OSHA itself uses aggregate rate data to target inspections. Industries and establishments with rates above the national average are more likely to receive a programmed inspection. The agency's electronic reporting requirements, which now include Forms 300 and 301 for certain high-hazard industries, make this targeting more data-driven every year.
Tracking Your Rates Over Time
A single year's rate can be misleading, especially for small employers. If you have 20 employees and one recordable incident, your TRIR might look alarming compared to a company with 2,000 employees. That is why trending matters more than any single data point. Track your TRIR and DART quarterly and annually. Look for patterns: are injuries clustering in a particular department, season, or job function? Are your rates improving or deteriorating year over year?

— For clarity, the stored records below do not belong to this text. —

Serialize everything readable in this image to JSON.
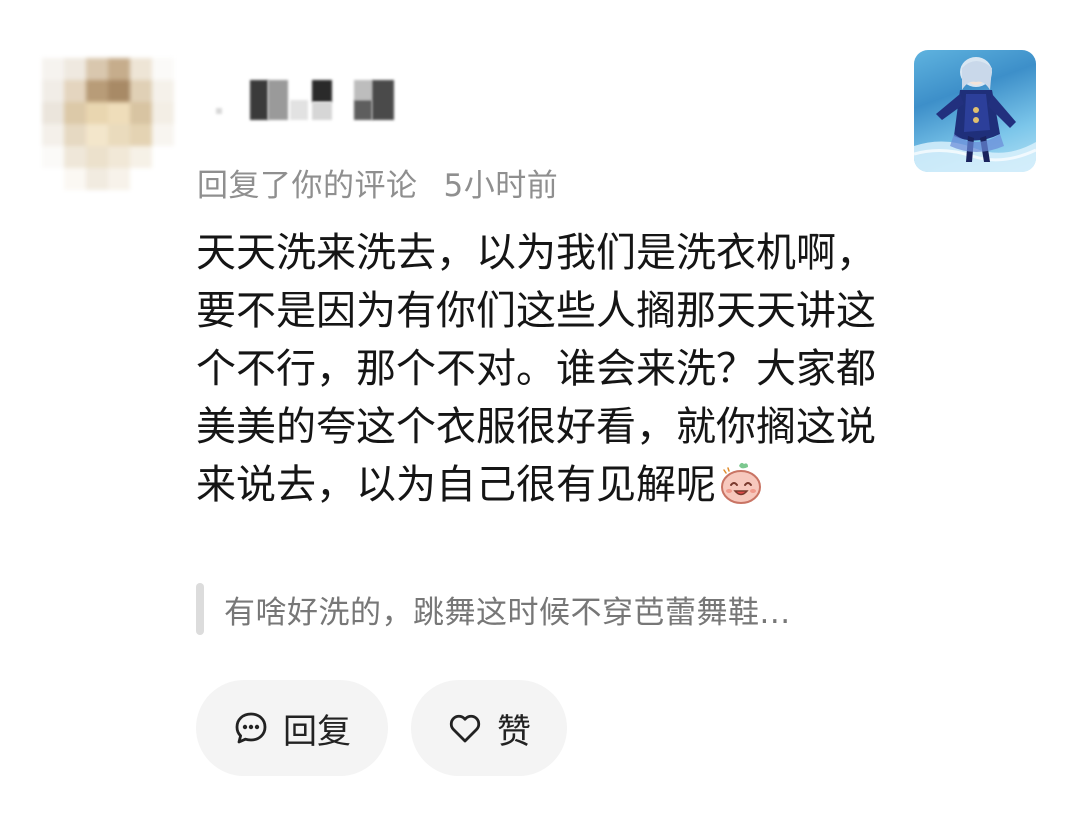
{
  "comment_card": {
    "reply_action": "回复了你的评论",
    "time_ago": "5小时前",
    "content": "天天洗来洗去，以为我们是洗衣机啊，要不是因为有你们这些人搁那天天讲这个不行，那个不对。谁会来洗？大家都美美的夸这个衣服很好看，就你搁这说来说去，以为自己很有见解呢",
    "quoted_comment": "有啥好洗的，跳舞这时候不穿芭蕾舞鞋...",
    "buttons": {
      "reply": "回复",
      "like": "赞"
    }
  },
  "icons": {
    "reply": "chat-bubble-icon",
    "like": "heart-outline-icon",
    "emoji": "smiling-bun-emoji"
  },
  "colors": {
    "meta_text": "#8f8f8f",
    "quote_text": "#777777",
    "button_bg": "#f4f4f4"
  }
}
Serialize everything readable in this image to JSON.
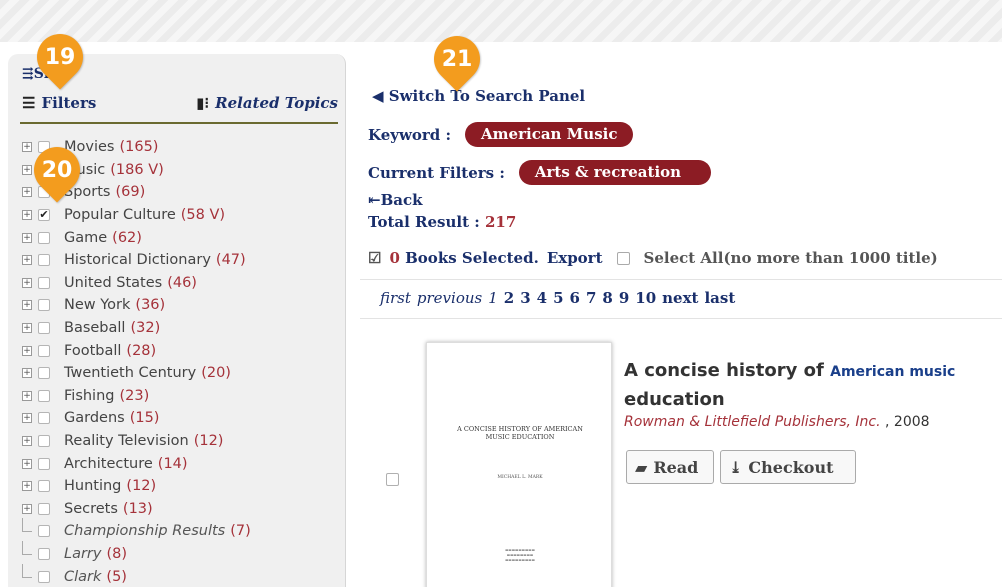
{
  "sidebar": {
    "skip_text": "Sk",
    "filters_tab": "Filters",
    "related_tab": "Related Topics",
    "facets": [
      {
        "label": "Movies",
        "count": "(165)",
        "checked": false,
        "sub": false
      },
      {
        "label": "Music",
        "count": "(186 V)",
        "checked": false,
        "sub": false
      },
      {
        "label": "Sports",
        "count": "(69)",
        "checked": false,
        "sub": false
      },
      {
        "label": "Popular Culture",
        "count": "(58 V)",
        "checked": true,
        "sub": false
      },
      {
        "label": "Game",
        "count": "(62)",
        "checked": false,
        "sub": false
      },
      {
        "label": "Historical Dictionary",
        "count": "(47)",
        "checked": false,
        "sub": false
      },
      {
        "label": "United States",
        "count": "(46)",
        "checked": false,
        "sub": false
      },
      {
        "label": "New York",
        "count": "(36)",
        "checked": false,
        "sub": false
      },
      {
        "label": "Baseball",
        "count": "(32)",
        "checked": false,
        "sub": false
      },
      {
        "label": "Football",
        "count": "(28)",
        "checked": false,
        "sub": false
      },
      {
        "label": "Twentieth Century",
        "count": "(20)",
        "checked": false,
        "sub": false
      },
      {
        "label": "Fishing",
        "count": "(23)",
        "checked": false,
        "sub": false
      },
      {
        "label": "Gardens",
        "count": "(15)",
        "checked": false,
        "sub": false
      },
      {
        "label": "Reality Television",
        "count": "(12)",
        "checked": false,
        "sub": false
      },
      {
        "label": "Architecture",
        "count": "(14)",
        "checked": false,
        "sub": false
      },
      {
        "label": "Hunting",
        "count": "(12)",
        "checked": false,
        "sub": false
      },
      {
        "label": "Secrets",
        "count": "(13)",
        "checked": false,
        "sub": false
      },
      {
        "label": "Championship Results",
        "count": "(7)",
        "checked": false,
        "sub": true
      },
      {
        "label": "Larry",
        "count": "(8)",
        "checked": false,
        "sub": true
      },
      {
        "label": "Clark",
        "count": "(5)",
        "checked": false,
        "sub": true
      }
    ]
  },
  "main": {
    "switch_link": "Switch To Search Panel",
    "keyword_label": "Keyword :",
    "keyword_value": "American Music",
    "filters_label": "Current Filters :",
    "filters_value": "Arts & recreation",
    "back_link": "Back",
    "total_label": "Total Result :",
    "total_value": "217",
    "selected_count": "0",
    "selected_text": "Books Selected.",
    "export_link": "Export",
    "select_all": "Select All(no more than 1000 title)"
  },
  "pager": {
    "first": "first",
    "previous": "previous",
    "current": "1",
    "pages": [
      "2",
      "3",
      "4",
      "5",
      "6",
      "7",
      "8",
      "9",
      "10"
    ],
    "next": "next",
    "last": "last"
  },
  "result": {
    "title_prefix": "A concise history of",
    "title_keyword": "American music",
    "title_suffix": "education",
    "publisher": "Rowman & Littlefield Publishers, Inc.",
    "year": ", 2008",
    "cover_title": "A CONCISE HISTORY OF AMERICAN MUSIC EDUCATION",
    "cover_author": "MICHAEL L. MARK",
    "read_label": "Read",
    "checkout_label": "Checkout"
  },
  "badges": {
    "b19": "19",
    "b20": "20",
    "b21": "21"
  },
  "colors": {
    "accent_pill": "#8c1c24",
    "link": "#1a2f6b",
    "count": "#a5323a",
    "badge": "#f39c1e"
  }
}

This kind of trend analysis is exactly what OSHA expects at the advanced level of the Safety Champions Program, and it is what insurers and sophisticated clients want to see when they ask about your safety performance. A company that can show three years of declining rates tells a much stronger story than one that simply reports last year's number.
LogStead calculates your TRIR and DART rates automatically from your recorded incidents and hours worked, and tracks them over time so you can spot trends without building a spreadsheet from scratch every quarter. But whether you use a tool or a calculator, the important thing is to actually run the numbers regularly and act on what they tell you.